Tenía alguna magulladura y las heridas estaban en su orgullo. No entendía por qué el oso no huía, era como si estuviera esperando. Algo se movió en unos arbustos cercanos. Uno de los hombres se acercó para comprobar que no fuera un jabalí que se escondía malherido. En cuanto levantó la lanza, el oso rugió y se levantó sobre sus patas traseras. Era la primera vez que lo había hecho y su voz tronó en todo el bosque.
La embestida fue brutal.

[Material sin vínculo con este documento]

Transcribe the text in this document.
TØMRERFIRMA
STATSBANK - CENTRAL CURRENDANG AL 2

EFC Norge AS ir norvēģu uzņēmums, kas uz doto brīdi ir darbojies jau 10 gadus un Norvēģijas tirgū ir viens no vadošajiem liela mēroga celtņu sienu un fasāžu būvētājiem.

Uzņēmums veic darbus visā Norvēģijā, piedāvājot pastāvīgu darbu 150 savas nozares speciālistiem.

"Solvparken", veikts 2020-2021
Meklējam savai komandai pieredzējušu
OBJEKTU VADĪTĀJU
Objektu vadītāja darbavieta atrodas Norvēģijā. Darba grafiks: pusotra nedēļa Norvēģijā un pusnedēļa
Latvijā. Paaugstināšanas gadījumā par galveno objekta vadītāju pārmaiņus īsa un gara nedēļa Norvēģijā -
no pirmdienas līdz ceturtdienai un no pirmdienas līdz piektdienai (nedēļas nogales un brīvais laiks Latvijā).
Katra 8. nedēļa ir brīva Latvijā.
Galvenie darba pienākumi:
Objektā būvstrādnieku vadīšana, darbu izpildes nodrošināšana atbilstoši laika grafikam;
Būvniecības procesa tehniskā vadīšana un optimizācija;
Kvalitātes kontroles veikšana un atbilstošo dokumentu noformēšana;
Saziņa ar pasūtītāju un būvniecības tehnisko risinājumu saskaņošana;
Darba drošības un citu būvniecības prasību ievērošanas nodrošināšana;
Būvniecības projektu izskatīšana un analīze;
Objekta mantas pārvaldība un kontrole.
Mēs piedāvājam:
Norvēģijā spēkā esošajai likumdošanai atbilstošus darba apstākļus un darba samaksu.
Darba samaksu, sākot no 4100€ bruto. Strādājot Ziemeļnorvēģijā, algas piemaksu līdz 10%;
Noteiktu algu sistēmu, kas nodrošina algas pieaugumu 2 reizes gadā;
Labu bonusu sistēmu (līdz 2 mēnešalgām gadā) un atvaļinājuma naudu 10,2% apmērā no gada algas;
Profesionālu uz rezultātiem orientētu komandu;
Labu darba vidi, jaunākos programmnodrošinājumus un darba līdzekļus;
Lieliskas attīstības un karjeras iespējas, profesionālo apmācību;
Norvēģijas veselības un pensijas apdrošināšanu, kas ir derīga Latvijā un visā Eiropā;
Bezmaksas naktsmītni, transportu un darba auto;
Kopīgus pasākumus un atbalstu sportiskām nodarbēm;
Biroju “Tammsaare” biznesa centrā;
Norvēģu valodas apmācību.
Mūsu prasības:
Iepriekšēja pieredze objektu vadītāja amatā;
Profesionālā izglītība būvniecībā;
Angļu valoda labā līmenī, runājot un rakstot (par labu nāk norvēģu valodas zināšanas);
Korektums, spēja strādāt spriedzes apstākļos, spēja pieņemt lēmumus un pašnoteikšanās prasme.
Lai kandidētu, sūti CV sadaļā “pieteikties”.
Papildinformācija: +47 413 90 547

Siccius logró clavarle una saeta en el lateral del cuerpo y un mozo le acertó con una lanza cerca del lomo. Nada consiguió detenerle, el rostro desfigurado por el zarpazo yacía en el suelo, al lado del matorral. El resto de los hombres le rodearon con varias lanzas para mantener la distancia, incluido Siccius. Otros monteros, los que estaban más rezagados con los alanos, llegaron al oír el bullicio. Los perros de presa se abalanzaron perdidos por la locura y el frenesí de su trabajo. Uno saltó y le aferró una pata, mientras otro no había tenido tanta suerte. El oso le aplastó el cráneo contra el suelo y de un mordisco le seccionó parte del cuello. El alano pataleó un momento, fruto de los espasmos de la muerte.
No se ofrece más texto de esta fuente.